Además, ha recordado a la sociedad que el Gobierno Vasco mantendrá "el máximo rigor en la persecución y en la aplicación de la ley ante quienes cometen delitos", si bien es necesario "huir de los discursos de odio, revancha y estigmatización porque no contribuyen al objetivo de prevenir la reincidencia y favorecer la cohesión social".
"El objetivo no es ver sufrir a la persona presa, sino prepararla para la integración y convivencia en la comunidad. Ofrecer acompañamiento, formación y oportunidades de trabajo para reparar en la medida de lo posible el daño causado y construir una nueva vida", ha subrayado.
El Lehendakari también se ha dirigido al propio personal del centro penitenciario, a quienes ha agradecido su labor, ya que "este trabajo no cuenta en muchas ocasiones con el reconocimiento social que se merece" y también se ha dirigido a las personas reclusas para recordarles que "el camino de la reinserción se construye tanto sobre derechos como obligaciones" y eso "conlleva exigencia, responsabilidad y compromiso".
Depende de vosotros hacer que el delito no defina vuestra personalidad: reconocer el daño causado, contribuir en lo posible a repararlo, y aprovechar las oportunidades que se os ofrecen para reconstruir vuestra vida", ha manifestado Pradales.
Finalmente, ha considerado que el cierre de la cárcel de Martutene y la apertura del centro penitenciario de Gipuzkoa, que ha sido posible "por una fructífera colaboración con la administración del Estado", supone "una nueva etapa de transformación para Donostia, Gipuzkoa y Euskadi". Así, ha mostrado su confianza en que la gobernanza colaborativa permita construir 400 viviendas protegidas para seguir desarrollando el barrio de Txomin Enea.

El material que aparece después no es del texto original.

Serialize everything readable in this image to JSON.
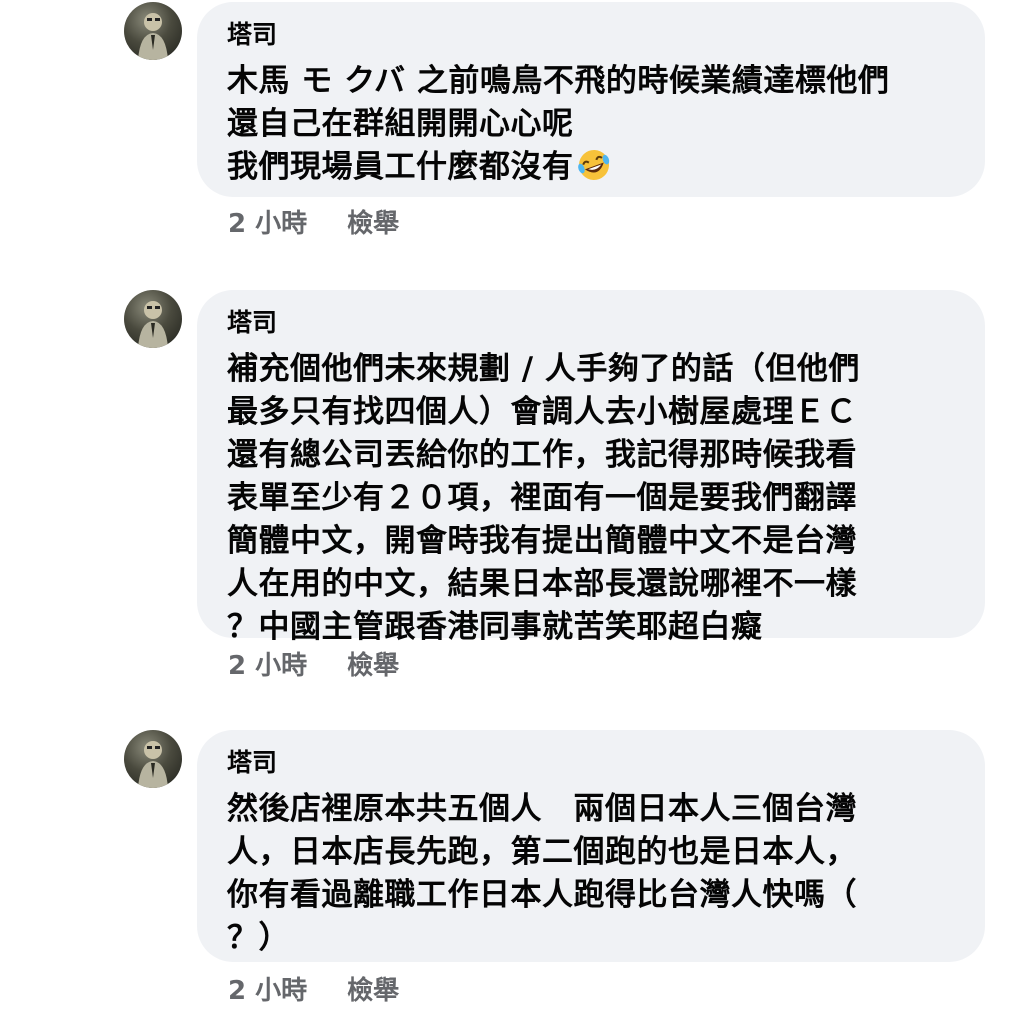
{
  "comments": [
    {
      "author": "塔司",
      "lines": [
        "木馬 モ クバ 之前鳴鳥不飛的時候業績達標他們",
        "還自己在群組開開心心呢",
        "我們現場員工什麼都沒有"
      ],
      "emoji": "rofl-emoji",
      "time": "2 小時",
      "report": "檢舉"
    },
    {
      "author": "塔司",
      "lines": [
        "補充個他們未來規劃 / 人手夠了的話（但他們",
        "最多只有找四個人）會調人去小樹屋處理ＥＣ",
        "還有總公司丟給你的工作，我記得那時候我看",
        "表單至少有２０項，裡面有一個是要我們翻譯",
        "簡體中文，開會時我有提出簡體中文不是台灣",
        "人在用的中文，結果日本部長還說哪裡不一樣",
        "？中國主管跟香港同事就苦笑耶超白癡"
      ],
      "time": "2 小時",
      "report": "檢舉"
    },
    {
      "author": "塔司",
      "lines": [
        "然後店裡原本共五個人　兩個日本人三個台灣",
        "人，日本店長先跑，第二個跑的也是日本人，",
        "你有看過離職工作日本人跑得比台灣人快嗎（",
        "？）"
      ],
      "time": "2 小時",
      "report": "檢舉"
    }
  ]
}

En la misma línea, la consejera San José ha considerado que "hoy damos un paso que marcará el presente y el futuro de nuestra política penitenciaria" y ha considerado que el centro penitenciario de Zubieta, "simboliza un paso decisivo en el compromiso de Euskadi con un modelo penitenciario propio, responsable y profundamente humano.
"A partir de hoy, Euskadi se constituye como una administración penitenciaria integral. Pero este logro no se mide únicamente en términos de gestión o de competencias. Se mide, sobre todo, en nuestra capacidad para dar cumplimiento al mandato constitucional que guía nuestra acción: que las penas privativas de libertad estén orientadas a la reeducación y la reinserción social", ha sostenido.